Some example commands:

    nw 1000 10000 -k 100 -m 'textembedding-gecko' --disable-memory-tuning
    nw 1000 10000 -k 100 -m 'intfloat/e5-large-v2' --disable-memory-tuning
    nw 1000 10000 -k 100 -m 'intfloat/e5-small-v2' --disable-memory-tuning
    nw 1000 10000 -k 100 -m 'intfloat/e5-base-v2' --disable-memory-tuning

Generated Datasets

After the program is successfully run, it will generate a set of data sets under a spcified folder which is default to knn_dataset subfolder. You can override the output directory using the --data_dir <dir_name> option.

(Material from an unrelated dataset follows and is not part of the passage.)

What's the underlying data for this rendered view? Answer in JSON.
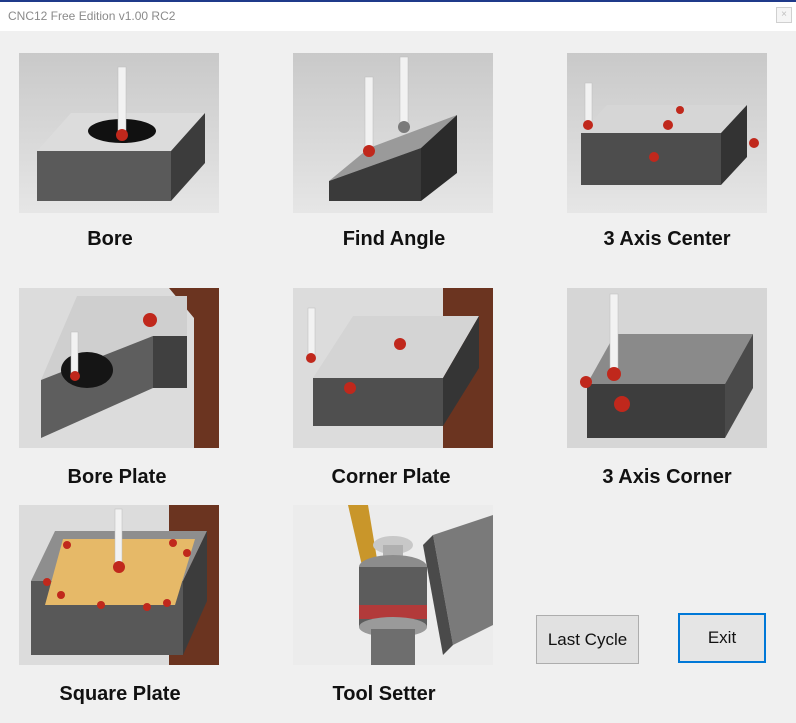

In particular, the following datasets include the KNN ground truth results:

file format	dataset name	dataset file
`fvec`	`train` dataset (base)	`<model_name>_<base_count>_base_vectors`
`fvec`	`test` dataset (query)	`<model_name>_<base_count>_query_vectors_<query_count>`
`fvec`	`distances` dataset (distances)	`<model_name>_<base_count>_distances_<query_count>`
`ivec`	`neighors` dataset (indices)	`<model_name>_<base_count>_indices_query_<query_count>`
`hdf5`	consolidated hdf5 dataset of the above 4 datasets	`<model_name>_base_<base_count>_query_<query_count>`